One item among the museum’s medical artifacts is even more suspect than the elixirs. The museum has a DeMoulin “lung tester,” which was a gag item. Whoever was unfortunate enough to get tricked into using the device would be sprayed with flour while the machine made a loud bang.

According to a museum dedicated to the company which made the device, “Gag devices like the Patented Lung Tester were popular among DeMoulin Bros. customers - fraternal organizations and secret societies.”

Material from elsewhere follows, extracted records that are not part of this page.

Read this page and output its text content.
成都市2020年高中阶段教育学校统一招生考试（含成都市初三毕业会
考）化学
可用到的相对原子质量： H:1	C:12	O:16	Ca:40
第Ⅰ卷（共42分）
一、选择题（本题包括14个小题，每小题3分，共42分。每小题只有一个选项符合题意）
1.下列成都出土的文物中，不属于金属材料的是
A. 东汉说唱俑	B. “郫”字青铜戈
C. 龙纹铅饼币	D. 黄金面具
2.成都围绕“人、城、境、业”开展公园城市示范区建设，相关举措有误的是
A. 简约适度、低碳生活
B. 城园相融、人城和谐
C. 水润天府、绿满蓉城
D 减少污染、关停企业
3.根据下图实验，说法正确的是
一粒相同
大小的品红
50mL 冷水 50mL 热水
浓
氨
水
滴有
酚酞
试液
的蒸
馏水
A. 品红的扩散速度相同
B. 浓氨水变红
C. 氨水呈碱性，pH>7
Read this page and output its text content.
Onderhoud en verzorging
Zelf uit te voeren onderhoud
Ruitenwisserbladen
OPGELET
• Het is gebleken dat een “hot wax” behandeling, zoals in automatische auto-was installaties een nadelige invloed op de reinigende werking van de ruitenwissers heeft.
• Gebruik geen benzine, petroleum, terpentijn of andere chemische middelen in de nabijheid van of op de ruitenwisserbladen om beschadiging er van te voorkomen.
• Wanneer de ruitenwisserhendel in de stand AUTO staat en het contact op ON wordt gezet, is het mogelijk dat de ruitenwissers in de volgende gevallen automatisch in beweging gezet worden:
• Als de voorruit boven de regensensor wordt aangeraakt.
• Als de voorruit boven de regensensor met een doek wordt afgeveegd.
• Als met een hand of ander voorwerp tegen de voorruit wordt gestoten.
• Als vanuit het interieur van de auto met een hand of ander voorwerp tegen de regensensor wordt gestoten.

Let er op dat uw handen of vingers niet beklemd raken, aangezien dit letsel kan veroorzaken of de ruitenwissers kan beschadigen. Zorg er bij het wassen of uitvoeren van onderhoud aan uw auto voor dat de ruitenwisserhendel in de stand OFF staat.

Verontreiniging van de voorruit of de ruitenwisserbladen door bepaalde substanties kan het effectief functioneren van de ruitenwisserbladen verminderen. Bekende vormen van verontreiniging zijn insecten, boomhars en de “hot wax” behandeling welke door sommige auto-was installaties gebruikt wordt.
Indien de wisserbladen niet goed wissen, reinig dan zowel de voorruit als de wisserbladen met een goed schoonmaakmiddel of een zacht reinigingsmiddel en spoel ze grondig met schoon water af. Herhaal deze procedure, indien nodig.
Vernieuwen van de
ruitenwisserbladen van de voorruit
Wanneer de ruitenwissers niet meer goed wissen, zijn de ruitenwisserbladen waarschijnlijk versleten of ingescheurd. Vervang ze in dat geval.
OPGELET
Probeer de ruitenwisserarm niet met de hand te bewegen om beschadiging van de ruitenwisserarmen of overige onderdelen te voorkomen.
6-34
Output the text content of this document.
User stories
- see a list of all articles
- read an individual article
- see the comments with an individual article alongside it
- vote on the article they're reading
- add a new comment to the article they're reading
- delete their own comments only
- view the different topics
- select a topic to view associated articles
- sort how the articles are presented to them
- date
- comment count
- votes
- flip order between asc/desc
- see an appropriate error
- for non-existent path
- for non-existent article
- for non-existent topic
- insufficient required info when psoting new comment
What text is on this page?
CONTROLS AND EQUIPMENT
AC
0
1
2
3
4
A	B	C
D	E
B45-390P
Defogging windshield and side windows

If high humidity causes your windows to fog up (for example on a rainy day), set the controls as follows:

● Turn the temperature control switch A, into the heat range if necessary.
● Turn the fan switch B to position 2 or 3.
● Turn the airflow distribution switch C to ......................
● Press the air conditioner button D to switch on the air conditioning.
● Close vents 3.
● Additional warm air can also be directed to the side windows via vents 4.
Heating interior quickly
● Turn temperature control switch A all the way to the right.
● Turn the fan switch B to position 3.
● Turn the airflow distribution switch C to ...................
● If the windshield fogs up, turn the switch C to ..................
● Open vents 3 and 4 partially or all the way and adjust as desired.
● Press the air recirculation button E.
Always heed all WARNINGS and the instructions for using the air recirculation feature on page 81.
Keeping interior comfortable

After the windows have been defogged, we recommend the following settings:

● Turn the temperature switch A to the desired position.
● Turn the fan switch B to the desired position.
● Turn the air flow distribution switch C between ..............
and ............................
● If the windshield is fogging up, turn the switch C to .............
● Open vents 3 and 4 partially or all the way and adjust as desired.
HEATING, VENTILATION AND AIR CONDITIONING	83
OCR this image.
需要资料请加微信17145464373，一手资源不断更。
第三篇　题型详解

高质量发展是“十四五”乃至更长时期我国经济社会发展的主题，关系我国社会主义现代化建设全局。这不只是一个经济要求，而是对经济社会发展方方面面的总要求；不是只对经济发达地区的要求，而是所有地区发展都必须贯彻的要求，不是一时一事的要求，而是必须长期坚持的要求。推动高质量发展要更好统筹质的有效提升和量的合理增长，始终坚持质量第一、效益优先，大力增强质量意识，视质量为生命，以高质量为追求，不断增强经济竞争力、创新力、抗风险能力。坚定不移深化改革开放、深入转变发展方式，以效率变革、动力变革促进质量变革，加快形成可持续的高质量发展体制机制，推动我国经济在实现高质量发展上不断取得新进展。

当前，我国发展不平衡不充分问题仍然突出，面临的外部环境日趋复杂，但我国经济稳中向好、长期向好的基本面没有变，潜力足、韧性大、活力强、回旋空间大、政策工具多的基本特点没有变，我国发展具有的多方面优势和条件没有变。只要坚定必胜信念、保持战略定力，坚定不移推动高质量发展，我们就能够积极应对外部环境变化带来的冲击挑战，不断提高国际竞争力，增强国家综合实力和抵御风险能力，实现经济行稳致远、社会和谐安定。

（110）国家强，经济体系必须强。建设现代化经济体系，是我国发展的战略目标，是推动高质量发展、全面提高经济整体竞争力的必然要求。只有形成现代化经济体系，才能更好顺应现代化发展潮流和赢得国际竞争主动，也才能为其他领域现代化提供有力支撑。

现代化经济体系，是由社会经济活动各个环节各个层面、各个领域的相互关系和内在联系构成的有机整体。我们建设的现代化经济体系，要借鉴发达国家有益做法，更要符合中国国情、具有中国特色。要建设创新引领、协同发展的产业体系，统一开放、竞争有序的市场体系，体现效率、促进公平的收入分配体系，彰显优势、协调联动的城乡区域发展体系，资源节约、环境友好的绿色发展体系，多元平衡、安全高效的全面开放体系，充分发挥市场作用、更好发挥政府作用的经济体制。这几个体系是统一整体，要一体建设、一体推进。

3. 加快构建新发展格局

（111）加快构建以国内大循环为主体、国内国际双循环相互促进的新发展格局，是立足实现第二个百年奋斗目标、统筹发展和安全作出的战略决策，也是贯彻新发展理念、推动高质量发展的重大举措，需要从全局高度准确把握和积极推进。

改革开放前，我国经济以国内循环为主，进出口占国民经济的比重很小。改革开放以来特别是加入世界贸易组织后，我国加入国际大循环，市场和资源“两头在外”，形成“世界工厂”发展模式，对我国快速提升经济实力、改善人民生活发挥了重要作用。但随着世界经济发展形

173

ABOVE: This photo from the Lansford Historical Society shows nurses and troops outside a tent set up by the Army for patients from the Panther Valley. CHRIS REBER/TIMES NEWS
Dr. E.H. Kistler, pictured outside his house in Lansford, treated patients from the Panther Valley during the 1918 flu pandemic.
Part of the coal company's response when the 1918 flu pandemic reached Panther Valley was to train its own staff of nurses.
RIGHT: Williams Mentholated Cough Syrup, produced by the Standard Medical Co. of Lansford, contained chloroform. The label includes doses for children 1?month old up to adults.
FAR RIGHT: Turpentine is commonly found in hardware stores today, but near the turn of the 20th century it was prescribed by local drug stores.
The DeMoulin's lung tester is a gag item with no medical value but it does date to the late 1800s. CHRIS REBER/TIMES NEWS
The Lansford Historical Society Museum features medical artifacts from throughout the area's coal mining heyday.